In a comment that underscores the global concern about the emergence of the Scale, the Paris-based FATF said, both on stablecoins, and the companies behind them, they would be subject to the international standards on cryptocurrencies and traditional financial assets.

“If stablecoins were to become widespread, it could lead to a new set of risks related to money laundering and terrorist financing,” FATF president and Xiangmin Liu told reporters, in Paris, france.

“It’s our job to make sure that the risks in connection with the stablecoins will be appropriately dealt with.”

Stablecoins are designed to overcome the wild fluctuations in price that have made bitcoin and other cryptocurrencies is impractical, both for the market and the payment and as a store of value.

Facebook unveiled a pair of Scales, a stablecoin is supported by the existence of separate currencies, the dollar, the euro and the government debt in June as part of its commitment to e-commerce, and global payments.

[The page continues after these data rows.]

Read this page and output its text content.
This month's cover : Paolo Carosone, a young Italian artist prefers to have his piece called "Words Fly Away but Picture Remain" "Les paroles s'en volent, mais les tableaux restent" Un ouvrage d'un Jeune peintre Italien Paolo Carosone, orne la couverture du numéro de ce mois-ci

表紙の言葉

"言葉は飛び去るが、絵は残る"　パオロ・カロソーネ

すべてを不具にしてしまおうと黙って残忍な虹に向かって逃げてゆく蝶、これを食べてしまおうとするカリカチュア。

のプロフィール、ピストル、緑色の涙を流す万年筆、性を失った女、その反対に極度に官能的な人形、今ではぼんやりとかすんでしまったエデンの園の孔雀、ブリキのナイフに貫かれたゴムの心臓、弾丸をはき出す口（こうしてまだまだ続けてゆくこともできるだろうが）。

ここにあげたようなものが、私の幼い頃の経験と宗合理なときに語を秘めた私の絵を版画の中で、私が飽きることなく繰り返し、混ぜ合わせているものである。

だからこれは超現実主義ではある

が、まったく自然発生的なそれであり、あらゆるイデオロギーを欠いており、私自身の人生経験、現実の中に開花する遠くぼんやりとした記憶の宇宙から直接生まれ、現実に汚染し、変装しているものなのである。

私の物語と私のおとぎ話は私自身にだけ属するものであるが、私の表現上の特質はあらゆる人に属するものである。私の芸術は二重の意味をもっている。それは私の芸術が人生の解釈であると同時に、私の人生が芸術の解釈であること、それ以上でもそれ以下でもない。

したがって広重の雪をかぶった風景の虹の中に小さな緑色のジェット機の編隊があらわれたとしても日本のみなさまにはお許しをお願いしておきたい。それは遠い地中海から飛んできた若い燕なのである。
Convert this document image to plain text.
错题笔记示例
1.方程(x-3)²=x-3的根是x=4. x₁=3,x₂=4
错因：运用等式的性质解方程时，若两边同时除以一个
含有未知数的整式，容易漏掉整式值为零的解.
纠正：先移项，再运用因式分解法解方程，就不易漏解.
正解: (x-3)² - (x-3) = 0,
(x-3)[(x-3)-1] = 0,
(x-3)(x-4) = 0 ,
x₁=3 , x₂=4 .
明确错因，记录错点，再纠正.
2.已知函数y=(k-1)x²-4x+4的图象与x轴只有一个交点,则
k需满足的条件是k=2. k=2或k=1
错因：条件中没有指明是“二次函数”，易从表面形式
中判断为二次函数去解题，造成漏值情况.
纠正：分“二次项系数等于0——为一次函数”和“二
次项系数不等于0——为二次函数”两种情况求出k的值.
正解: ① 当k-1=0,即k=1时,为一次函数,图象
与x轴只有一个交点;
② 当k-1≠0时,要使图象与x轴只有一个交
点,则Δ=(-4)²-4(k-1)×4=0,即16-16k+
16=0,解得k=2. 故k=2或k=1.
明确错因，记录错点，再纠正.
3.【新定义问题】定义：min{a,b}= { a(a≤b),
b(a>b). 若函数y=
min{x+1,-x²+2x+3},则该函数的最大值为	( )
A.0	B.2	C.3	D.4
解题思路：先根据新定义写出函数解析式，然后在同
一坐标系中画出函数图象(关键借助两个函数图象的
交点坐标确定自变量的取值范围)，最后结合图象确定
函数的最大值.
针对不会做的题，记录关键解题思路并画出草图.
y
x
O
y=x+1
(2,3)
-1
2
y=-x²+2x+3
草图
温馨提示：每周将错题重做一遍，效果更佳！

It says it Scales and that it would be the highest-profile move to drag cryptocurrencies into the mainstream of finance, and of trade, access to financial services in developing countries, and to address the high cost and long transfer time is common in most of the global payment systems.

However, the global regulators and politicians have been concerned about the impact of the launch in June 2020.

The Group of Seven rich nations said on Thursday, stablecoins, such as bathroom Scales should not be allowed to start until the risk they pose have been addressed. When it was launched on a large scale stablecoins could threaten the world’s monetary system and financial stability, he said.

The FATF, a body was launched three decades ago, he said that the report would be on stablecoins to be the finance ministers and central bankers from the Group of 20 developed countries in the next year.